US 12,271,381 B2
Query execution via communication with an object storage system via an object storage communication protocol
S. Christopher Gladwin, Chicago, IL (US); George Kondiles, Chicago, IL (US); Jason Arnold, Chicago, IL (US); Greg R. Dhuse, Chicago, IL (US); and Joseph Jablonski, Chicago, IL (US)
Assigned to Ocient Holdings LLC, Chicago, IL (US)
Filed by Ocient Holdings LLC, Chicago, IL (US)
Filed on Jan. 3, 2024, as Appl. No. 18/403,002.
Claims priority of provisional application 63/482,497, filed on Jan. 31, 2023.
Claims priority of provisional application 63/482,485, filed on Jan. 31, 2023.
Claims priority of provisional application 63/482,504, filed on Jan. 31, 2023.
Prior Publication US 2024/0256541 A1, Aug. 1, 2024
This patent is subject to a terminal disclaimer.
Int. Cl. G06F 16/245 (2019.01); G06F 16/22 (2019.01); G06F 16/2453 (2019.01); G06F 16/25 (2019.01)

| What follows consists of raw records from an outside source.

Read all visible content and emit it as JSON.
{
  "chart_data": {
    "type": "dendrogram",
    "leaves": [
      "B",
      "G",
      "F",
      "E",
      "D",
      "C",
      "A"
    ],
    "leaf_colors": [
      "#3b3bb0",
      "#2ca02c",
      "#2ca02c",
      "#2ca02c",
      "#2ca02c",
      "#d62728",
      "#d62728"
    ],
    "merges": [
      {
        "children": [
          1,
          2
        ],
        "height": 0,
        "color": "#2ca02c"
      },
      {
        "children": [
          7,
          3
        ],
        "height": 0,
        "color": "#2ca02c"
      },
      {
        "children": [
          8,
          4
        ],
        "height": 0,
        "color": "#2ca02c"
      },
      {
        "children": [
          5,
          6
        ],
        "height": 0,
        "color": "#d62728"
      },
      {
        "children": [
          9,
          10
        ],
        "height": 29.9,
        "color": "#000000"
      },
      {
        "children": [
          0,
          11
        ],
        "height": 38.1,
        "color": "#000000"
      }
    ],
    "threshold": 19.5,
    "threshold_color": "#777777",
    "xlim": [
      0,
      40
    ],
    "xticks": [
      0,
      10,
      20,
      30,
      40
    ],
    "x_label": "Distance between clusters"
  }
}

CPC G06F 16/24544 (2019.01) [G06F 16/22 (2019.01); G06F 16/24532 (2019.01); G06F 16/24537 (2019.01); G06F 16/24542 (2019.01); G06F 16/258 (2019.01)] 20 Claims
OG exemplary drawing
 
1. A method for execution by a data processing system comprising:
determining a query for execution;
generating a query operator execution flow for the query that includes a first at least one operator serially before a second at least one operator; and
executing the query to generate a query resultant based on:
executing the first at least one operator of the query operator execution flow based on:
generating, based on the query, a request for rows in accordance with an object storage communication protocol, wherein the request for rows indicates filtering parameter data;
sending the request indicating the filtering parameter data to an object storage system in accordance with the object storage communication protocol, wherein the object storage system stores a plurality of records via a plurality of objects in memory resources of the object storage system and further stores configuration data mapping storage of the plurality of records of a plurality of datasets via the plurality of objects; wherein the object storage system processes the request to generate a filtered row set via processing the request for rows based on:
executing a record identification pipeline for execution based on applying the filtering parameter data and the configuration data, wherein a proper subset of the plurality of records meeting the filtering parameter data is identified based on executing the record identification pipeline by accessing at least one object of the plurality of objects; and
receiving a response from the object storage system in accordance with the object storage communication protocol indicating the filtered row set generated by the object storage system as the proper subset of the plurality of records stored by the object storage system that compare favorably to the filtering parameter data based on the object storage system processing the request; and
executing the second at least one operator of the query operator execution flow via a plurality of parallelized nodes of a query execution plan based on:
processing the filtered row set indicated in the response in accordance with the second at least one operator to produce the query resultant based on multiple nodes of the plurality of parallelized nodes each processing corresponding subsets of the filtered row set in parallel with other ones of the multiple nodes.